During the discussion of how real-mode Windows handled return addresses into discarded segments, Gabe wondered, "What happens when somebody does a long­jmp into a discardable segment?"

I'm going to assume that everybody knows how long­jmp traditionally works so I can go straight to the analysis.

The reason long­jmp is tricky is that it has to jump to a return address that isn't on the stack. (The return address was captured in the jmp_buf.) If that segment got relocated or discarded, then the jump target is no longer valid. It would have gotten patched to a return thunk if it were on the stack, but since it's in a jmp_buf, the stack walker didn't see it, and the result is a return address that is no longer valid. (There is a similar problem if the data segment or stack segment got relocated. Exercise: Why don't you have to worry about the data segment or stack segment being discarded?)

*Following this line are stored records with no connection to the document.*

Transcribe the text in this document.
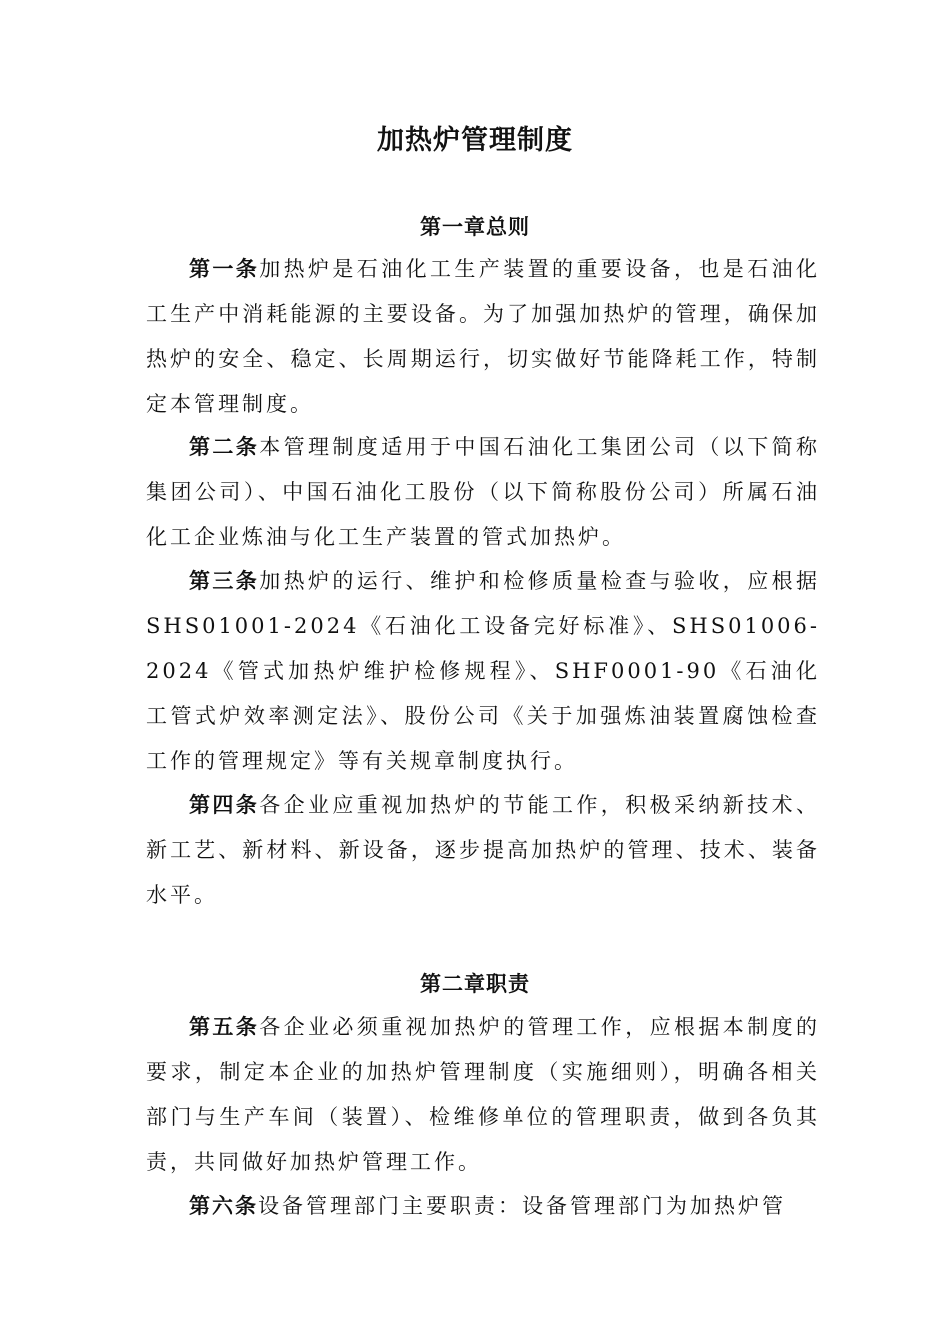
加热炉管理制度
第一章总则

第一条加热炉是石油化工生产装置的重要设备，也是石油化工生产中消耗能源的主要设备。为了加强加热炉的管理，确保加热炉的安全、稳定、长周期运行，切实做好节能降耗工作，特制定本管理制度。

第二条本管理制度适用于中国石油化工集团公司（以下简称集团公司）、中国石油化工股份（以下简称股份公司）所属石油化工企业炼油与化工生产装置的管式加热炉。

第三条加热炉的运行、维护和检修质量检查与验收，应根据SHS01001-2024《石油化工设备完好标准》、SHS01006-2024《管式加热炉维护检修规程》、SHF0001-90《石油化工管式炉效率测定法》、股份公司《关于加强炼油装置腐蚀检查工作的管理规定》等有关规章制度执行。

第四条各企业应重视加热炉的节能工作，积极采纳新技术、新工艺、新材料、新设备，逐步提高加热炉的管理、技术、装备水平。

第二章职责

第五条各企业必须重视加热炉的管理工作，应根据本制度的要求，制定本企业的加热炉管理制度（实施细则），明确各相关部门与生产车间（装置）、检维修单位的管理职责，做到各负其责，共同做好加热炉管理工作。

第六条设备管理部门主要职责：设备管理部门为加热炉管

Recall that when a segment got discarded, all return addresses which pointed into that segment were replaced with return thunks. I didn't mention it explicitly in the original discussion, but there are three properties of return thunks which will help us here:

  • It is safe to invoke a return thunk even if the associated code segment is in memory. All that happens is that the "ensure the segment is present" step is a nop, and the return thunk simply continues with its work of recovering the original state.
  • It is safe to abandon a return thunk without needing to do any special cleanup. All the state used by the return thunk is stored in the patched stack itself, so if you want to abandon a return thunk, all you need to do is free the stack space.
  • It is safe to reuse a return thunk. Since they are statically allocated, you can use them over and over as long as the associated code segment has not been freed.

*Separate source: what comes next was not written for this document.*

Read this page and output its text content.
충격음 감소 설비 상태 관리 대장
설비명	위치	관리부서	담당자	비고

The first property (idempotence of the return thunk) is no accident. It's required behavior in order for return thunks to work at all! After all, if the segment was loaded (say by a direct call or some other return thunk), then the return thunk needs to say, "Well, I guess that was easy," and simply skip the "load the target segment" step. (It still needs to do the rest of the work, of course.)

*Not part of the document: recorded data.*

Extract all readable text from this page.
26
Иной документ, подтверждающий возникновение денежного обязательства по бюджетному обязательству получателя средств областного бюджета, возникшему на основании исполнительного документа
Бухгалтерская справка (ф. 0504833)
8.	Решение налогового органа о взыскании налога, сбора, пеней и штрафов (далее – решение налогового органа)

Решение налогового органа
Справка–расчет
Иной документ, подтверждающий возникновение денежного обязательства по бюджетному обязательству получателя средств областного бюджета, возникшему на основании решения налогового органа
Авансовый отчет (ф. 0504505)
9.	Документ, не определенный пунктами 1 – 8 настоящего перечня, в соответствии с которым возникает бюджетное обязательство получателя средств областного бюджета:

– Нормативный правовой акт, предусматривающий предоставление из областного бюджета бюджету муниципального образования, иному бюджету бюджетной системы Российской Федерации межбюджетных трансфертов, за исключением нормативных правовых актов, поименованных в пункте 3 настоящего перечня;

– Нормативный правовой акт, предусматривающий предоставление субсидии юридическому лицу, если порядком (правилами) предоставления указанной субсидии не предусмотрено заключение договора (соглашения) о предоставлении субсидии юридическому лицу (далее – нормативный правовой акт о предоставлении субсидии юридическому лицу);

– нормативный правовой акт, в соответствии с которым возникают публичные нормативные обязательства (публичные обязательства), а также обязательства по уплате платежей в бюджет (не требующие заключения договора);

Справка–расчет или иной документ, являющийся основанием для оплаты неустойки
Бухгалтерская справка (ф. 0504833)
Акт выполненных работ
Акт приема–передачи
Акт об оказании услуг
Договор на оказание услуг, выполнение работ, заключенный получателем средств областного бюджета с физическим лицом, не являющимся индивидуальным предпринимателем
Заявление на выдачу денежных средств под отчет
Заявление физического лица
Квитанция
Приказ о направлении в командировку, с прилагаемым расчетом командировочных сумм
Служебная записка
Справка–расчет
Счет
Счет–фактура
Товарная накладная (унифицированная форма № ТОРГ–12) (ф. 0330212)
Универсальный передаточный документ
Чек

The second property (abandonment) is also no accident. An application might decide to exit without returning all the way to Win­Main (the equivalent of calling Exit­Process instead of returning from Win­Main). This would abandon all the stack frames between the exit point and the Win­Main.

The third property (reuse) is a happy accident. (Well, it was probably designed in for the purpose we're about to put it to right here.)

Okay, now let's look at the jump buffer again. If you've been following along so far, you may have guessed the solution: Pre-patch the return address as if it had already been discarded. If it turns out that the segment was discarded, then the return thunk will restore it. If the segment is present (either because it was never discarded, or because it was discarded and reloaded, possibly at a new address), the return thunk will figure out where the code is and jump to it.

Actually, since the state is being recorded in a jmp_buf, the tight space constraints of stack patching do not apply here. If it turns out you need 20 bytes of memory to record this information, then go ahead and make your jmp_buf 20 bytes. You don't have to try to make it all fit inside an existing stack frame.

The jmp_buf therefore doesn't have to try to play the crazy air-squeezing games that stack patching did. It can record the return thunk, the handles to the data and stack segments, and the return IP without any encoding at all. And in fact, the long­jmp function doesn't need to invoke the return thunk directly. It can just extract the segment number after the initial INT 3Fh and pass that directly to the segment loader.

(There is a little hitch if the address being returned to is fixed; in that case, there is no return thunk. But that just makes things easier: The lack of a return thunk means that the return address cannot be relocated, so there is no patching needed at all!)

This magic with return thunks and segment reloading is internal to the operating system, so the core set­jmp and long­jmp functionality was provided by the kernel rather than the C runtime library in a pair of functions called Catch and Throw. The C runtime's set­jmp and long­jmp functions merely forwarded to the kernel versions.